Наум чертыхнулся на идише и снова щелкнул зажигалкой. Если одно из его предположений верно, то исчезновение Коляна приобретает крайне нежелательную окраску. Как правило, судьба шантажистов трагична. Рано или поздно кто-нибудь из жертв может решить, что легче заставить шантажиста замолчать навечно, чем постоянно ему платить. "Не потому ли он так кого-то опасался? – адвокат вспомнил письмо Николая. – Кто-то дал понять, что устал отстегивать ему за молчание? Да и казино, махинации и уж тем более – криминальная активность тоже чреваты трагическими последствиями. И намек в письме на некоего сотрудника Университета мне не нравится. Тем более что и машина была найдена там же, – Наум расхаживал большими шагами по площадке для курения. – А ну как там завелась некая паршивая овца, которая сначала дала повод для шантажа, а потом приложила вымогателя на очередной встрече? Я знаю, в любой бочке меда может оказаться ложка дегтя, но наш Университет дорожит своей репутацией, даже в лихие 90-е не был замешан ни в каких грязных историях, хотя тогда времена были такие, что замарались почти все. Годы ушли на создание безупречного реноме. И все это под ударом, если Колян написал правду. Из-за одного ж…дыра клеймо ляжет на все учреждение. Тем более что хейтеры и так рады любой возможности оборать Университет в своих блогах, лентах и "телегах"… Да, дело деликатное, тут ювелирная точность нужна. Или точнее – как у сапера. Не тот проводок перережешь и готово: уши на Котлине, а ж… в Пулково улетела. Надо Нику с Витьком предупредить, чтобы были в этом деле поосторожнее и слишком ретиво лопатами не махали. Витек, я вижу, уже так и рвется махануть гордиев узел мечом со всей силы, да и Ника в стороне не останется. Предупрежу, что тут надо как по минному полю идти. А то одно неловкое движение…"
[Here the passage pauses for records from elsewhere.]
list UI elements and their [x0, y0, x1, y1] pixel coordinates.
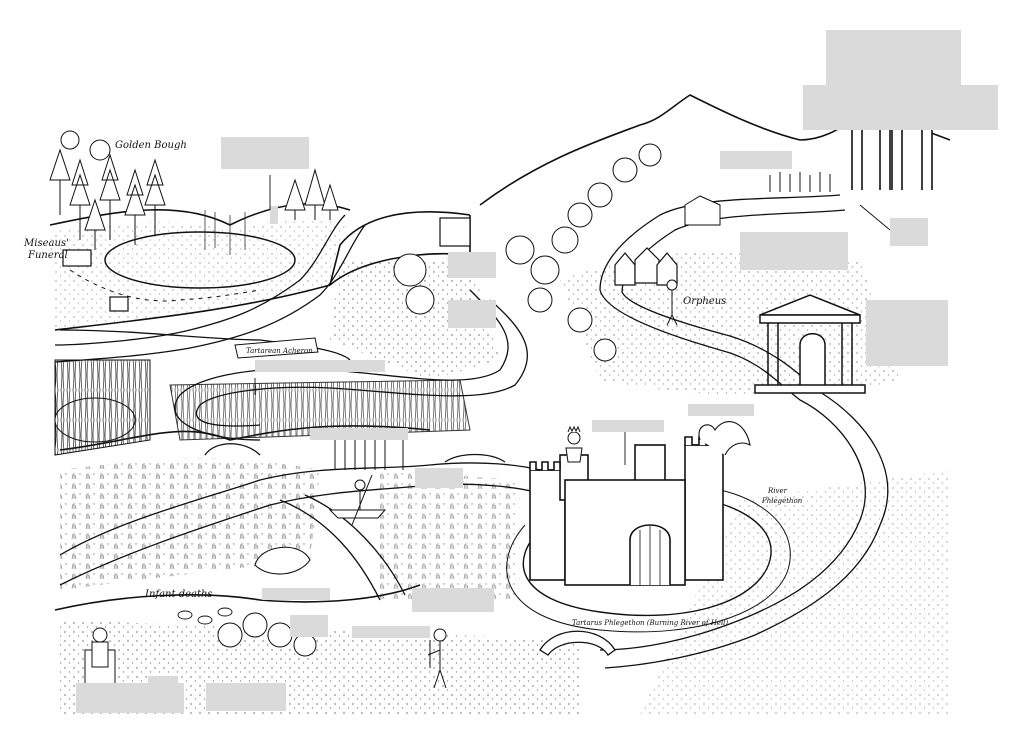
- grove-lower: [217, 612, 317, 657]
- cerberus-creature: [254, 546, 311, 575]
- infant-souls: [177, 607, 233, 625]
- judge-on-throne: [84, 627, 116, 686]
- pine-trees-center: [284, 168, 339, 220]
- king-on-tower: [565, 425, 583, 463]
- blank-label-11[interactable]: [688, 404, 754, 416]
- pine-tree: [144, 158, 166, 235]
- blank-label-15[interactable]: [262, 588, 330, 600]
- river-acheron-upper-bank: [54, 224, 366, 363]
- bridge-lower: [539, 630, 616, 656]
- blank-label-12[interactable]: [592, 420, 664, 432]
- upper-left-field: [50, 218, 345, 330]
- label-golden-bough: Golden Bough: [115, 140, 187, 151]
- tomb-box: [62, 249, 92, 267]
- blank-label-13[interactable]: [310, 428, 408, 440]
- charon-boat: [328, 474, 387, 526]
- river-phlegethon-moat-outer: [506, 487, 791, 633]
- lower-center-meadow: [380, 470, 520, 600]
- cliffs: [54, 359, 471, 456]
- leader-lines: [254, 175, 891, 465]
- tent: [684, 195, 721, 226]
- arch-gateway: [851, 101, 933, 190]
- blank-label-21[interactable]: [206, 683, 286, 711]
- pine-tree: [99, 153, 121, 240]
- blank-label-6[interactable]: [740, 232, 848, 270]
- blank-label-9[interactable]: [866, 300, 948, 366]
- label-infant-deaths: Infant deaths: [144, 589, 213, 600]
- river-lower-branch: [279, 499, 381, 601]
- blank-label-16[interactable]: [412, 588, 494, 612]
- blank-label-3[interactable]: [221, 137, 309, 169]
- ground-textures: [50, 218, 950, 715]
- label-river-phlegethon-2: Phlegethon: [761, 497, 803, 505]
- river-styx-main: [59, 462, 541, 556]
- center-cliff: [169, 379, 471, 441]
- river-lower-branch-bank: [304, 494, 406, 596]
- bridge-left: [204, 443, 261, 456]
- blank-label-1[interactable]: [826, 30, 961, 85]
- blank-label-8[interactable]: [448, 300, 496, 328]
- castle-tartarus: [529, 436, 724, 586]
- leafy-tree: [89, 139, 111, 161]
- forest-ridge: [393, 143, 662, 362]
- blank-label-14[interactable]: [415, 468, 463, 488]
- lake: [104, 231, 296, 289]
- pine-tree: [124, 168, 146, 245]
- small-box: [109, 296, 129, 312]
- swamp-pool: [54, 397, 136, 443]
- warrior-figure: [427, 628, 447, 689]
- left-cliff: [54, 359, 151, 456]
- river-styx-main-bank: [59, 483, 536, 586]
- dragon-on-tower: [698, 421, 751, 456]
- river-winding-left-bank: [195, 299, 529, 427]
- road-upper: [599, 194, 866, 651]
- leafy-tree: [60, 130, 80, 150]
- label-river-phlegethon-1: River: [767, 487, 788, 495]
- bridge-center: [444, 453, 506, 463]
- blank-label-17[interactable]: [290, 615, 328, 637]
- pine-tree: [84, 198, 106, 250]
- village-houses: [614, 247, 678, 286]
- crowd-of-souls: [769, 172, 831, 192]
- pine-tree: [69, 158, 91, 240]
- blank-label-20[interactable]: [76, 683, 184, 713]
- acheron-sign: Tartarean Acheron: [234, 337, 319, 359]
- blank-label-2[interactable]: [803, 85, 998, 130]
- label-miseaus-funeral-2: Funeral: [27, 250, 68, 261]
- lower-left-meadow: [60, 458, 320, 590]
- river-phlegethon-moat: [522, 499, 772, 617]
- orpheus-figure: [666, 279, 678, 326]
- label-tartarus-caption: Tartarus Phlegethon (Burning River of He…: [572, 619, 728, 627]
- blank-label-5[interactable]: [890, 218, 928, 246]
- label-tartarean-acheron: Tartarean Acheron: [246, 347, 313, 355]
- blank-label-7[interactable]: [448, 252, 496, 278]
- river-acheron-upper: [54, 214, 346, 346]
- label-orpheus: Orpheus: [683, 296, 726, 307]
- lake-reeds: [204, 210, 246, 255]
- blank-label-4[interactable]: [720, 151, 792, 169]
- mountain-ridge: [479, 94, 951, 206]
- label-miseaus-funeral-1: Miseaus': [23, 238, 69, 249]
- lower-bank: [54, 584, 421, 611]
- bottom-ground: [60, 620, 580, 715]
- central-meadow: [330, 258, 500, 380]
- temple-of-pluto: [754, 294, 866, 394]
- bridges: [204, 443, 616, 656]
- hut: [439, 217, 471, 247]
- road-left-pathway: [59, 329, 351, 361]
- blank-labels: [76, 30, 998, 713]
- forest-upper-left: [49, 130, 166, 250]
- blank-label-10[interactable]: [255, 360, 385, 372]
- blank-label-18[interactable]: [352, 626, 430, 638]
- blank-label-22[interactable]: [270, 206, 278, 224]
- pine-tree: [49, 148, 71, 215]
- funeral-procession-path: [69, 269, 261, 302]
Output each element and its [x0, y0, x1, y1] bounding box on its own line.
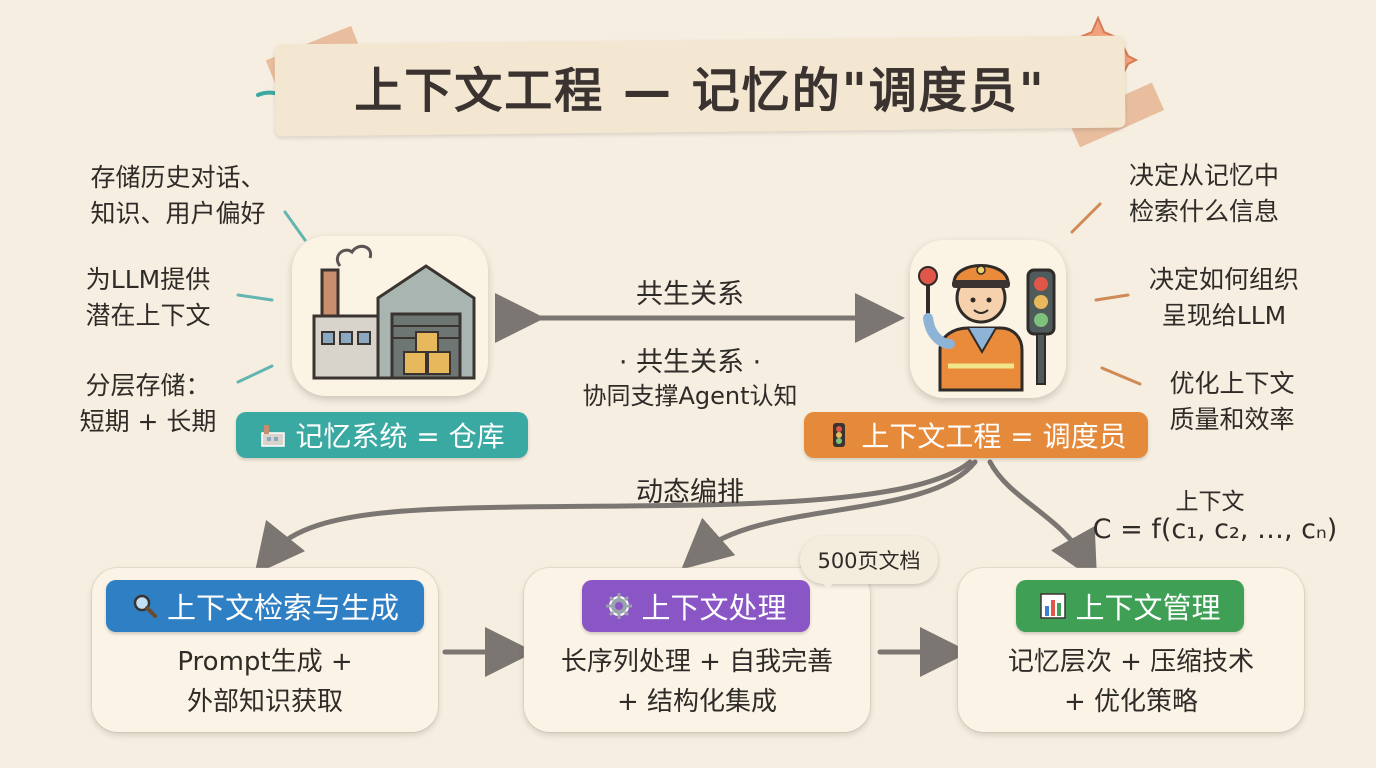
note-line-text: 潜在上下文: [85, 301, 211, 330]
note-line-text: 呈现给LLM: [1161, 301, 1287, 330]
gear-icon: [606, 593, 633, 619]
note-line: [283, 210, 307, 242]
engineer-note-1: 决定从记忆中 检索什么信息: [1104, 158, 1304, 230]
context-formula: C = f(c₁, c₂, …, cₙ): [1092, 514, 1338, 545]
orchestration-label: 动态编排: [636, 477, 744, 508]
orchestration-arrow-left: [254, 459, 973, 575]
note-line-text: 决定从记忆中: [1128, 161, 1279, 190]
note-line-text: 短期 + 长期: [79, 407, 217, 436]
note-line-text: 决定如何组织: [1148, 265, 1299, 294]
management-card-title: 上下文管理: [1016, 580, 1244, 632]
context-engineering-label: 上下文工程 = 调度员: [861, 420, 1127, 453]
warehouse-icon: [312, 244, 476, 380]
orchestration-arrow-right: [987, 459, 1098, 582]
note-line-text: 检索什么信息: [1128, 197, 1279, 226]
note-line-text: 知识、用户偏好: [90, 199, 266, 228]
bar-chart-icon: [1040, 593, 1067, 619]
note-line-text: 质量和效率: [1169, 405, 1295, 434]
note-line-text: 优化上下文: [1169, 369, 1295, 398]
magnifier-icon: [133, 594, 157, 618]
document-bubble-text: 500页文档: [817, 549, 921, 573]
processing-card-title-text: 上下文处理: [641, 591, 787, 625]
memory-note-1: 存储历史对话、 知识、用户偏好: [68, 160, 288, 232]
card-line: 记忆层次 + 压缩技术: [1007, 647, 1255, 677]
engineer-note-3: 优化上下文 质量和效率: [1146, 366, 1318, 438]
note-line: [236, 364, 274, 384]
factory-icon: [261, 425, 286, 447]
note-line: [1094, 293, 1130, 302]
memory-system-pill: 记忆系统 = 仓库: [236, 412, 528, 458]
processing-card-title: 上下文处理: [582, 580, 810, 632]
warehouse-sticker: [292, 236, 488, 396]
note-line-text: 存储历史对话、: [90, 163, 266, 192]
dispatcher-sticker: [910, 240, 1066, 398]
card-line: + 结构化集成: [616, 687, 778, 717]
note-line-text: 分层存储：: [85, 371, 211, 400]
orchestration-arrow-mid: [681, 459, 978, 570]
memory-note-3: 分层存储： 短期 + 长期: [60, 368, 236, 440]
memory-note-2: 为LLM提供 潜在上下文: [60, 262, 236, 334]
dispatcher-icon: [918, 264, 1056, 392]
management-card-body: 记忆层次 + 压缩技术 + 优化策略: [958, 642, 1304, 722]
note-line: [236, 293, 274, 302]
retrieval-card-title: 上下文检索与生成: [106, 580, 424, 632]
management-card-title-text: 上下文管理: [1075, 591, 1221, 625]
symbiosis-caption: 协同支撑Agent认知: [582, 382, 798, 410]
retrieval-card-body: Prompt生成 + 外部知识获取: [92, 642, 438, 722]
card-line: + 优化策略: [1063, 687, 1199, 717]
formula-label: 上下文: [1175, 489, 1245, 515]
symbiosis-label: 共生关系: [636, 279, 744, 310]
note-line: [1100, 366, 1142, 386]
card-line: 长序列处理 + 自我完善: [560, 647, 834, 677]
note-line-text: 为LLM提供: [85, 265, 211, 294]
context-engineering-pill: 上下文工程 = 调度员: [804, 412, 1148, 458]
symbiosis-middle-label: · 共生关系 ·: [618, 347, 762, 378]
card-line: Prompt生成 +: [177, 647, 353, 677]
memory-system-label: 记忆系统 = 仓库: [295, 420, 505, 453]
processing-card-body: 长序列处理 + 自我完善 + 结构化集成: [524, 642, 870, 722]
note-line: [1070, 202, 1102, 234]
retrieval-card-title-text: 上下文检索与生成: [166, 591, 399, 625]
traffic-light-icon: [833, 423, 846, 447]
bubble-tail: [818, 576, 838, 590]
document-bubble: 500页文档: [800, 536, 938, 584]
engineer-note-2: 决定如何组织 呈现给LLM: [1126, 262, 1322, 334]
card-line: 外部知识获取: [186, 687, 343, 717]
page-title: 上下文工程 — 记忆的"调度员": [354, 63, 1046, 119]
Наум вспомнил, как продолжал эту шутку Николай в курилке: "… И ты папа!" Судаков всегда любил сальные шутки, над которыми ржал первым. Но сейчас было уместно другое окончание: "И всему – упитанный пушной зверек!".
В расположенном поблизости ЕИРЦ долго ломались, но при виде удостоверения члена Федеральной палаты адвокатов с фамилией Гершвина, такой же известной, как фамилии Генри Резника и Павла Астахова, тут же открыли нужные ведомости. Судаков числился в должниках с прошлого года. "Даже за ноябрь не заплатил, – сообщила сотрудница расчетного центра, – у нас крайний срок установлен до пятнадцатого числа, то есть он до пятнадцатого декабря должен был оплатить услуги, но не оплатил и как в воду канул. Звонили ему, оповещения отправляли, все без толку. Наверное, отключать его будем – воду, электричество, газ, заглушки поставим. Что такое: полгода не оплачивает ни копейки и даже на звонки не отвечает!"
– А если он до 15 мая объявится и погасит задолженность? – спросил Гершвин.
– Думаете, он за четыре дня отыщется и раздобудет денег на уплату всех задолженностей? – покачала головой служащая ЕИРЦ. – Знаете, какая у него уже сумма набежала за эти месяцы?
Выйдя из расчетного центра, Гершвин снова завернул во двор и нашел на седьмом этаже судаковские окна. Конечно, давно не мыты, наверное, уже и дневной свет не пропускают. А это… – адвокат навел камеру телефона с мощным увеличением на окно. – Да, за стеклом виден край поролонового утеплителя для окон, который все остальные соседи уже успели убрать.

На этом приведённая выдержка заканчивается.